11 Haziran 2014 günü Musul büyükelçiliğimiz bir gurup terörist tarafından işgal edilmiş, elçilik çalışanları esaret altına alınmıştı.

Bu kötü haber ilk duyulduğunda ülkemizde üzüntülü bir hava, akıllarda sorular ve gergin bir bekleyiş başlamıştı.

Daha ilk günden hükümet kanadının bir birinden ayrı beyanatları akıllardaki soru işaretlerini büyültürken, havuz medyasının bildik elemanların olaylar karşısında hükümet yetkililerini tevil yarışına girmesi, işi düzeltmeye, soruları cevaplandırmaya yetmemişti.

Kamuoyundaki bilgi kirliliği günü güne ekledikçe artmaktaydı.

IŞİT terör örgütünün Konsolosluğumuza tecavüzü ve vatandaşlarımızı rehin alması AKP iktidarını bir yalan makinasına çevirmiş, her kafadan bir ses çıkmaya başlamıştı.

AKP iktidarı Konsolosluk çalışanlarını kurtarmak, sorumluları cezalandırmak ve başarısızlığından dolayı özür dilemek yerine, konuyla alakalı yayın yasağı getirmiş, beceriksizlikle hazırladıkları siyaset sofrasının üzerini kirli bir bezle örtmüştü.

Her ağızdan bir ses çıkmakta, her seste bir yalan saklanmaktaydı.

İnsanları öldürmeyi zevk haline getiren terörist "IŞİT" in merhametine!

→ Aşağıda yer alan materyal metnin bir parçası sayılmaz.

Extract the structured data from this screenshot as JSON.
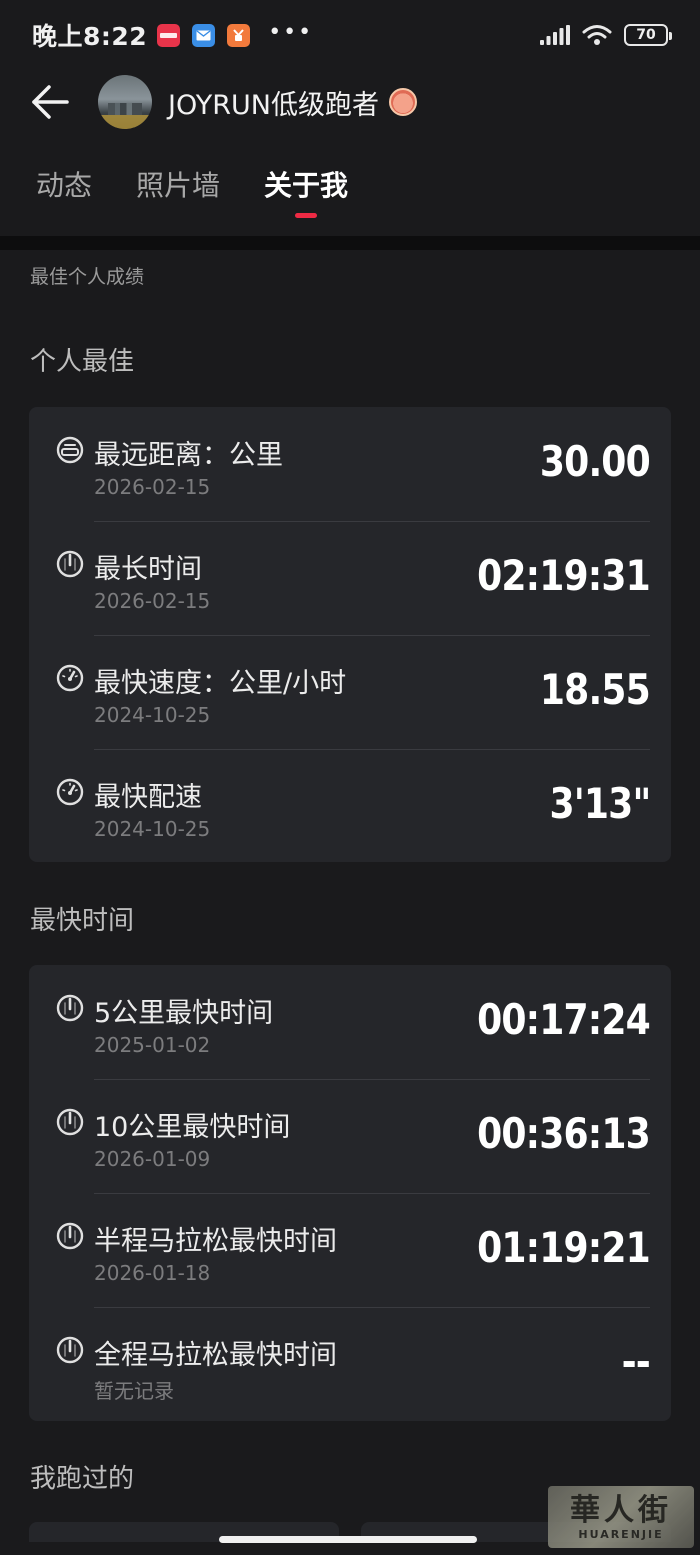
{
  "status_bar": {
    "time": "晚上8:22",
    "apps": [
      {
        "name": "app-red-icon",
        "color": "#e8344a"
      },
      {
        "name": "app-mail-icon",
        "color": "#3a8ee6"
      },
      {
        "name": "app-orange-icon",
        "color": "#f27a3c"
      }
    ],
    "overflow": "•••",
    "battery": "70"
  },
  "header": {
    "username": "JOYRUN低级跑者"
  },
  "tabs": [
    {
      "label": "动态",
      "active": false
    },
    {
      "label": "照片墙",
      "active": false
    },
    {
      "label": "关于我",
      "active": true
    }
  ],
  "crumb": "最佳个人成绩",
  "personal_best": {
    "title": "个人最佳",
    "rows": [
      {
        "icon": "distance-gauge-icon",
        "label": "最远距离：公里",
        "date": "2026-02-15",
        "value": "30.00"
      },
      {
        "icon": "stopwatch-icon",
        "label": "最长时间",
        "date": "2026-02-15",
        "value": "02:19:31"
      },
      {
        "icon": "speedometer-icon",
        "label": "最快速度：公里/小时",
        "date": "2024-10-25",
        "value": "18.55"
      },
      {
        "icon": "speedometer-icon",
        "label": "最快配速",
        "date": "2024-10-25",
        "value": "3'13\""
      }
    ]
  },
  "fastest_time": {
    "title": "最快时间",
    "rows": [
      {
        "icon": "stopwatch-icon",
        "label": "5公里最快时间",
        "date": "2025-01-02",
        "value": "00:17:24"
      },
      {
        "icon": "stopwatch-icon",
        "label": "10公里最快时间",
        "date": "2026-01-09",
        "value": "00:36:13"
      },
      {
        "icon": "stopwatch-icon",
        "label": "半程马拉松最快时间",
        "date": "2026-01-18",
        "value": "01:19:21"
      },
      {
        "icon": "stopwatch-icon",
        "label": "全程马拉松最快时间",
        "date": "暂无记录",
        "value": "--"
      }
    ]
  },
  "ran_section": {
    "title": "我跑过的"
  },
  "watermark": {
    "main": "華人街",
    "sub": "HUARENJIE"
  },
  "colors": {
    "background": "#1a1a1c",
    "card": "#25262a",
    "accent": "#ee2a44"
  }
}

Terk edilmiş 49 elçilik çalışanımızın akıbeti pazarlık konusu olmuş, hükümetten ses, seda çıkmazken, havuz medyasının kodlanmış, numaralı elamanları tarafından toplumu kandırmaya yönelik yalanlar devam etmekteydi.

Beceriksiz AKP iktidarının böylesine önemli bir konuda tedbir almak, arayışa girmek ve vatandaşlarımızı kurtarmak için çaba göstermesini beklerken, o muhalefeti suçlama hafifliği göstererek, yalan, dolan, dalavereye devam etmişti.

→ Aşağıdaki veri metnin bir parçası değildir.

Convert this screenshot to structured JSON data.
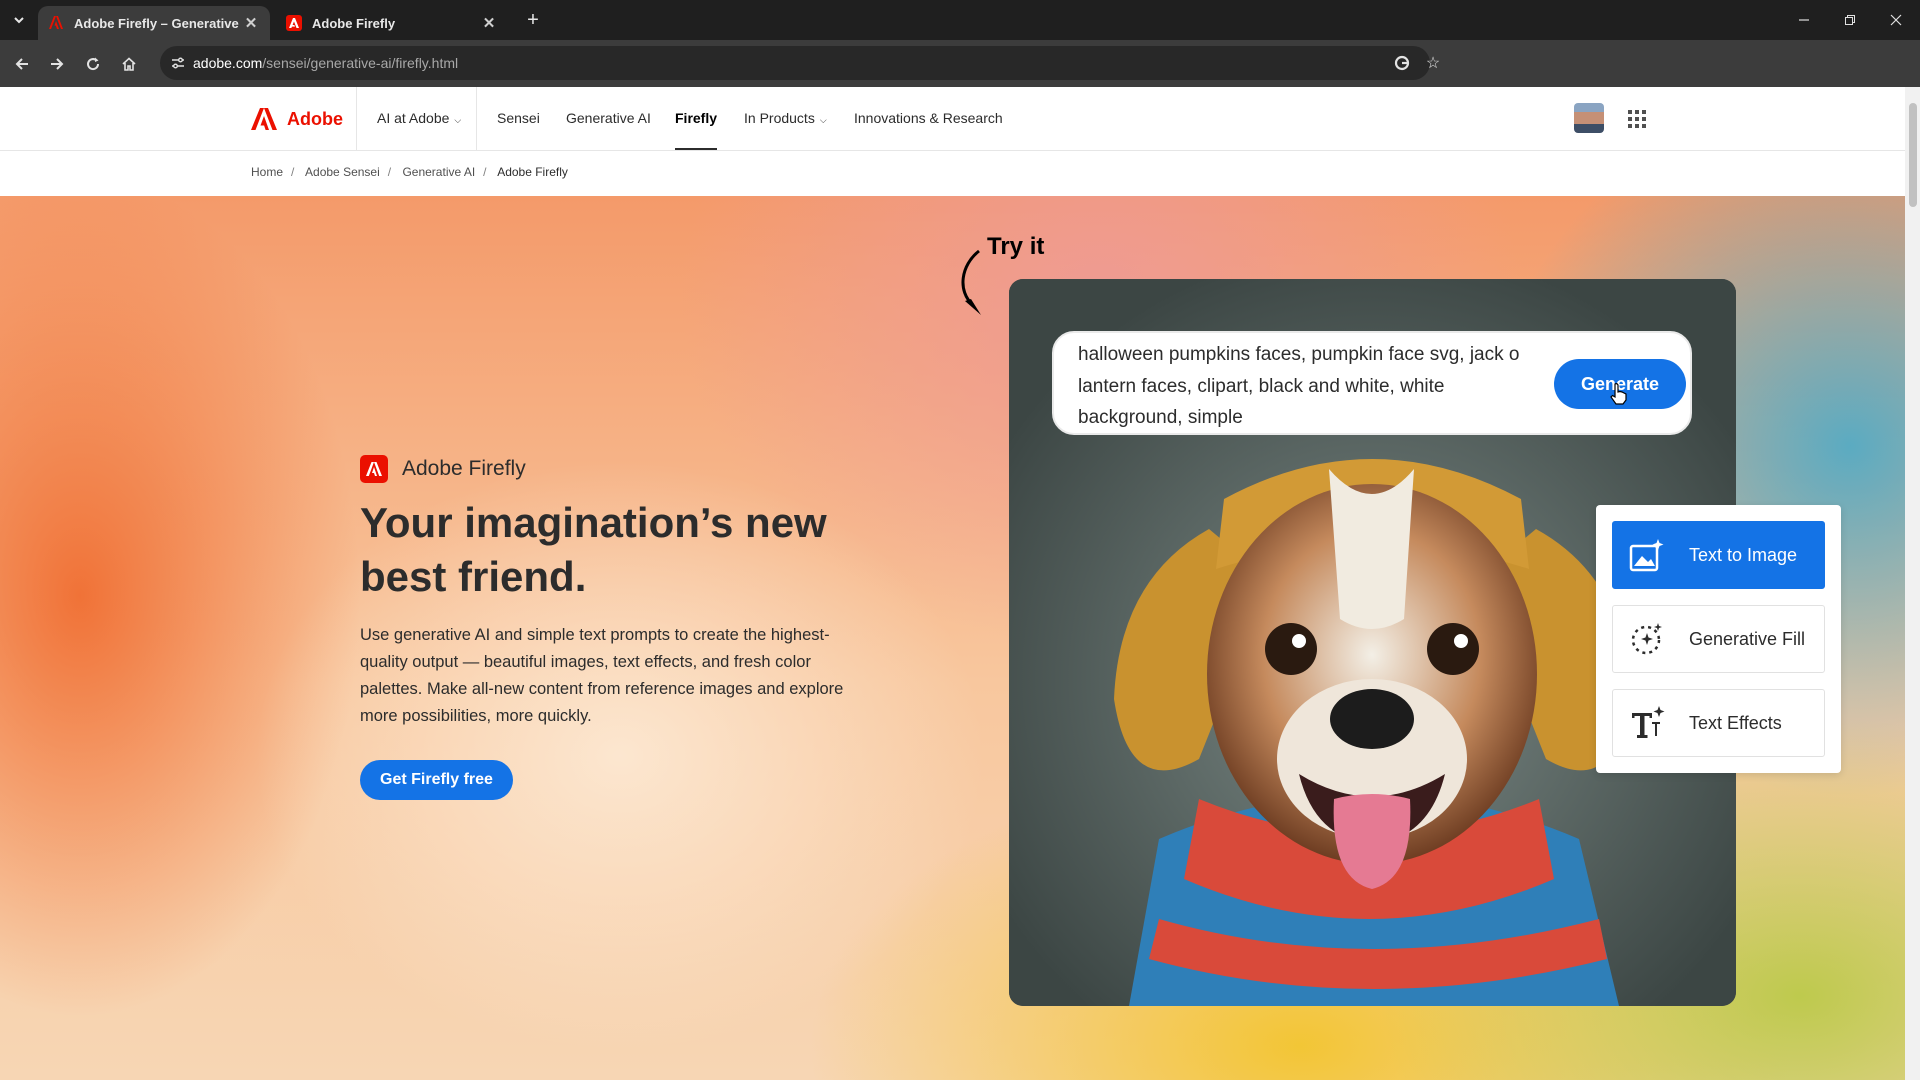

Aradan geçen 101 günlük öfkeli bekleyiş, ailelerin acılı gözyaşları ve tükenen sabırlar sonunda yerini mutluluğa bırakmış, elçilik çalışanlarımız serbest kalmıştı.

Sorun çözülmüş, sonuç değişmemişti.

Cumhurbaşkanı; operasyon.

Başbakan; temas.

AKP Milletvekili; CİA teslim etti derken, bir birini yalanlayan açıklamalar, 101 günlük yalan furyasını desteklemiş, akıllardaki sorular cevapsız kalmıştı.

Acaba AKP hükümeti "IŞİD"e ne vermişti?